With evidence that reading and numeracy levels have stagnated or declined in many Australian jurisdictions, perhaps it is time for a more systematic effort to identify and understand where gains are being made in our schools.

Peter Bennet 09 May 2017

So many questions and so few answers, I would have thought that with all the research going into this field we might have actually learnt something by now!

Adrian 09 May 2017

Hi Geoff
I work as an educational consultant across Victoria, Queensland and Western Australia. What I have noticed in QLD and WA which is not occurring in Victoria is that schools have been instructed by the state government (whether it is explicitly or implicitly I don’t know) to teach to the test to get their school results up. Teachers constantly complain to me regardless of the school I visit about the time taken from their teaching to ensure students are ready for NAPLAN. I am not sure if the schools are embedding good literacy and numeracy practices throughout their schools or if they are masking this by ensuring their NAPLAN results look good. I think a bit more digging needs to be done on a school by school basis.

Dr Barbara Combes 09 May 2017

There are always so many more questions than answers when we test kids and NAPLAN is no exception. It is useful to examine overarching trends over a period of time, but what is happening at the school level is something else entirely. Using statistics like this is not appropriate nor does it produce good information. Teaching to the test is common across Australia and the tests are notorious for the error rate. Testing and the effects of testing do not account for individual issues on the day - lack of sleep, no breakfast, dissent and dysfunctional family life, anxiety, ... If the tests go online then other issues such as using a keyboard and mouse, hand-eye coordination and difficulties reading from the screen will have an impact on the overall results.
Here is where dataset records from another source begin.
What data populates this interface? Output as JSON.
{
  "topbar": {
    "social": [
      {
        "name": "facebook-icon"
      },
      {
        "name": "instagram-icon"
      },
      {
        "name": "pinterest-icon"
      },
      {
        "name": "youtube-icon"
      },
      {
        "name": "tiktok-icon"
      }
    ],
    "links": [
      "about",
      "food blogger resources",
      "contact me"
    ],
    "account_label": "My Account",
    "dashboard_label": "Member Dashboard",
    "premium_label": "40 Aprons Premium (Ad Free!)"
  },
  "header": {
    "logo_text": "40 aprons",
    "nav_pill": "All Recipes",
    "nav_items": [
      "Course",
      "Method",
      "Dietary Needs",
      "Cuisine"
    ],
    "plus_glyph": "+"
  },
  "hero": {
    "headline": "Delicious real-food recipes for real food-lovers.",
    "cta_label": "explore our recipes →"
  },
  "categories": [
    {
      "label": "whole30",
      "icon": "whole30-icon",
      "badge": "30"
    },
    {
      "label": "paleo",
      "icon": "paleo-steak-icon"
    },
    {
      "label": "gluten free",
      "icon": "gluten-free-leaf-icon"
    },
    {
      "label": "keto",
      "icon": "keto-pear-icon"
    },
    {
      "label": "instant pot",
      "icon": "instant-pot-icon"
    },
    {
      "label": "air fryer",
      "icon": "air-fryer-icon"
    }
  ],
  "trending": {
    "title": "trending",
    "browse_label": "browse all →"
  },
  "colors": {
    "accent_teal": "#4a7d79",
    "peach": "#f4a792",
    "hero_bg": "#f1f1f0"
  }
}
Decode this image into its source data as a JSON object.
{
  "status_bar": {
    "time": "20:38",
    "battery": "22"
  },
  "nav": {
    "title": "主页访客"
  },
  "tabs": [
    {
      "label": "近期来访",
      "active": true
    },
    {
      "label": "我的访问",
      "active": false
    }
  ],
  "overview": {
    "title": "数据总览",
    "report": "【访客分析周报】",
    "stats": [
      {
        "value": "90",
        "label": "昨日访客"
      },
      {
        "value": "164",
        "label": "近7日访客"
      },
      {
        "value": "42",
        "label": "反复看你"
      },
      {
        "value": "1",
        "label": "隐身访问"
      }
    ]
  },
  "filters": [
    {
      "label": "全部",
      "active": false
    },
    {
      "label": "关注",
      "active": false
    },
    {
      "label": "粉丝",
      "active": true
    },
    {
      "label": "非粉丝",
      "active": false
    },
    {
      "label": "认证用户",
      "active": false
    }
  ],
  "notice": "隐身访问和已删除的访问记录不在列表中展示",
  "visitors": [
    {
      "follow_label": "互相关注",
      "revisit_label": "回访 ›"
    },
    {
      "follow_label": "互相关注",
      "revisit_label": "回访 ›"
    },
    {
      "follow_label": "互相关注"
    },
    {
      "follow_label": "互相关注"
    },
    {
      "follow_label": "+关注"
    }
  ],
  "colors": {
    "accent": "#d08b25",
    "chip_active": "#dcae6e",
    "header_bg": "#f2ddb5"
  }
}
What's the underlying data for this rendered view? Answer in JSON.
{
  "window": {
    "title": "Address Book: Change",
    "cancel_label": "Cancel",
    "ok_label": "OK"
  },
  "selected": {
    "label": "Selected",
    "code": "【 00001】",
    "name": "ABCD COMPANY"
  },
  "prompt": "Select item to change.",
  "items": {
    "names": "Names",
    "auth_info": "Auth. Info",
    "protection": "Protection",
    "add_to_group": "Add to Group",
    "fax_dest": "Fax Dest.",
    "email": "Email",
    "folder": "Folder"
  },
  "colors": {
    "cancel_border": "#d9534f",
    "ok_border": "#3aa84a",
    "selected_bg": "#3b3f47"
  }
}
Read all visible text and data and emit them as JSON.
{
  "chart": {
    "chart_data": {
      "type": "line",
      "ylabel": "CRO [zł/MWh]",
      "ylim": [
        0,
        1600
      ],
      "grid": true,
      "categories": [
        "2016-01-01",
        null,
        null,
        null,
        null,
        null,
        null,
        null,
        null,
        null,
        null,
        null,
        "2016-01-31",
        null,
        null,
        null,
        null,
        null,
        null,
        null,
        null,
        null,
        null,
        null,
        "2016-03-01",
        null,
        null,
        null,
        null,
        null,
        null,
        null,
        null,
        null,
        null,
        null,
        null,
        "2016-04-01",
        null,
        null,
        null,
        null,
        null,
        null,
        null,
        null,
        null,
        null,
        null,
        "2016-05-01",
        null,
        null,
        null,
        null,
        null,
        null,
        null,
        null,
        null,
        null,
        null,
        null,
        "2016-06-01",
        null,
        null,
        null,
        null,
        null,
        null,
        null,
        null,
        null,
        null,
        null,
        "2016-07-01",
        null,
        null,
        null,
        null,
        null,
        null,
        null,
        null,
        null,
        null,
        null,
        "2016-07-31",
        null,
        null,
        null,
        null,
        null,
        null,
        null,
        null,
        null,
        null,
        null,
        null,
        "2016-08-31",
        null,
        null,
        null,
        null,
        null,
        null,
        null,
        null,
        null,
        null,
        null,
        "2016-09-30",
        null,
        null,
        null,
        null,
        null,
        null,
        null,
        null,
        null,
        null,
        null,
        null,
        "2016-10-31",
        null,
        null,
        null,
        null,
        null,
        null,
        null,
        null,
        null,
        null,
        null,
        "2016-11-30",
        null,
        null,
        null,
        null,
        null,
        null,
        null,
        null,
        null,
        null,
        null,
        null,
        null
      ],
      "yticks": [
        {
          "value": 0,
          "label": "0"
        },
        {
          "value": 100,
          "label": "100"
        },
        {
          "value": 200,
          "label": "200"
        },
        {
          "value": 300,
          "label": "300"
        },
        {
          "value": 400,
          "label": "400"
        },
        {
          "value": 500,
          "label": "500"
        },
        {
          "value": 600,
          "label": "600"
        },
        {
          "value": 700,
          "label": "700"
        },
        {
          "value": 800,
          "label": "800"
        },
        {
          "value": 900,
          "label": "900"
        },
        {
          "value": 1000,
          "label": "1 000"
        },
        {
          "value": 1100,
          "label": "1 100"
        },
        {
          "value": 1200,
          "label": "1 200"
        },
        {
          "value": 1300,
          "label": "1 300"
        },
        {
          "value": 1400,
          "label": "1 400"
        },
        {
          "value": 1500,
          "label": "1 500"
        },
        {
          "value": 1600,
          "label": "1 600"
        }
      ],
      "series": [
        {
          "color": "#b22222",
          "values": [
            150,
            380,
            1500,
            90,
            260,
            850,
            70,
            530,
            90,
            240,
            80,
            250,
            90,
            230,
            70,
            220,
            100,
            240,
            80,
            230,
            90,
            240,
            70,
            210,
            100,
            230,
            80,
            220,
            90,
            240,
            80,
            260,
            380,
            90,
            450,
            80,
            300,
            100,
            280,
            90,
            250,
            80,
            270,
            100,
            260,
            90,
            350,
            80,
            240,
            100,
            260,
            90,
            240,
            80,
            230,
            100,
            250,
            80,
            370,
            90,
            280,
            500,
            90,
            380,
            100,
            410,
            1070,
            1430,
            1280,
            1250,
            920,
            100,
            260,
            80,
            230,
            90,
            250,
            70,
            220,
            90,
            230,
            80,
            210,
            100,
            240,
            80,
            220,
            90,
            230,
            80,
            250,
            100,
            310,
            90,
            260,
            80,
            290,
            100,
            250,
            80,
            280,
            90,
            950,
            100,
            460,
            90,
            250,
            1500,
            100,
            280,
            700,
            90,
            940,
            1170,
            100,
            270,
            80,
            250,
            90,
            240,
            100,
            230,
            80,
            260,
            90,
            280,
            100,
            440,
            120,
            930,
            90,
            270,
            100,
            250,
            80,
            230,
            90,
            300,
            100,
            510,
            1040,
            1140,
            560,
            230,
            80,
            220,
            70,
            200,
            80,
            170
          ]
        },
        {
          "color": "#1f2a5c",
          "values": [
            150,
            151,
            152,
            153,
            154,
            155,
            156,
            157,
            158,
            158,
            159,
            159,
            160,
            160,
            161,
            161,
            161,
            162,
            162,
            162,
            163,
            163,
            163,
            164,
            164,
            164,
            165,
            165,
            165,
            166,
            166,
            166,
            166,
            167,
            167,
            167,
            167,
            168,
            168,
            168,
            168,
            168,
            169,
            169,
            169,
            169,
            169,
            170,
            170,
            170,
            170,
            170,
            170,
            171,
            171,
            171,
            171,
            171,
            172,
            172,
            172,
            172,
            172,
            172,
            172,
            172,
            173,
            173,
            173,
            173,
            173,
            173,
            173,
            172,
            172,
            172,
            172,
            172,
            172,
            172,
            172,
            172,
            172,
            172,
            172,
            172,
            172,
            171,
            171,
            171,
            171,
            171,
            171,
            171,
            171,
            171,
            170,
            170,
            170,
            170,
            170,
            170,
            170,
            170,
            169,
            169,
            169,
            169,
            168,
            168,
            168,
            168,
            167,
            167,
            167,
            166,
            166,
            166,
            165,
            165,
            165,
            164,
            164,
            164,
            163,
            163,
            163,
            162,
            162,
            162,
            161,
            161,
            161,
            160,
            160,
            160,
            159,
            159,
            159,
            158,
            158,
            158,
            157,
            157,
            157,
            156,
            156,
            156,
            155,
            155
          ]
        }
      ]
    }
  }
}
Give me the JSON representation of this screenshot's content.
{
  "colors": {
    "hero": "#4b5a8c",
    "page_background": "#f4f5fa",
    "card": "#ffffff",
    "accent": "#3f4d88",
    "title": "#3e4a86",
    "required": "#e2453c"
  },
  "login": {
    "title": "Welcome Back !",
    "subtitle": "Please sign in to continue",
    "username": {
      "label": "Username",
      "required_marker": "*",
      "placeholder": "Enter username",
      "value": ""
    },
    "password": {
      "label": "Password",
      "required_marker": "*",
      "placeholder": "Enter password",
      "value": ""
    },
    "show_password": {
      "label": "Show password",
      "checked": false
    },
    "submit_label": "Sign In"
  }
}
By all means test our kids to get an overall picture of performance, but don’t link it to funding and the branding of schools in a negative way because that is detrimental to everyone.

Stephen 10 May 2017

Dear Geoff,

The Year 9 NAPLAN assessment is essentially a waste of time in the minds of many students. Unless the school has an embedded examination culture as part of its assessment and reporting routine many students are unlikely to make the effort to treat the tests with the level of sincerity required. That some state education departments are attaching achievements in these assessments to future pathway access speaks volumes as to the effectiveness of assessing Year 9 students in this manner. To permit the data gained from three days of “one size fits all” testing to so strongly influence perceptions of education is to commit a fraud upon the Australian public. NAPLAN has a place but its data has to be considered in the context that the tests are not conducted under the same clinical conditions as Year 12 assessments, the various curricula are not taught at the same time across the country and some schools are sacrificing valuable learning time hammering students with test driven preparation. If our role as educators is to prepare today’s five-year-old for the world of 2030 and beyond then we need to work at developing critical and adaptive thinkers who can and will lead, create, empathise and collaborate. Good luck testing this with NAPLAN.

Christian Williams 21 May 2017

Thought provoking article. Regardless of what metrics we use to measure student growth, we need to be giving all our students the skills they need to apply higher-level skills in reading and mathematics to the solution of real-world problems in all curriculum areas.

Alex 24 July 2017

Your thoughts make sense. What I’d like to add is the contribution made by early childhood educators to the preparation of children as they enter the formal school education system.  While children are in early childhood education and care services, we foster children’s dispositions for learning from birth until they go to school. This means we are fostering imagination, creativity, perseverance among other enduring habits of mind and action. Like you say…reflection on what and how we assess is needed. It would address “one size fits all”.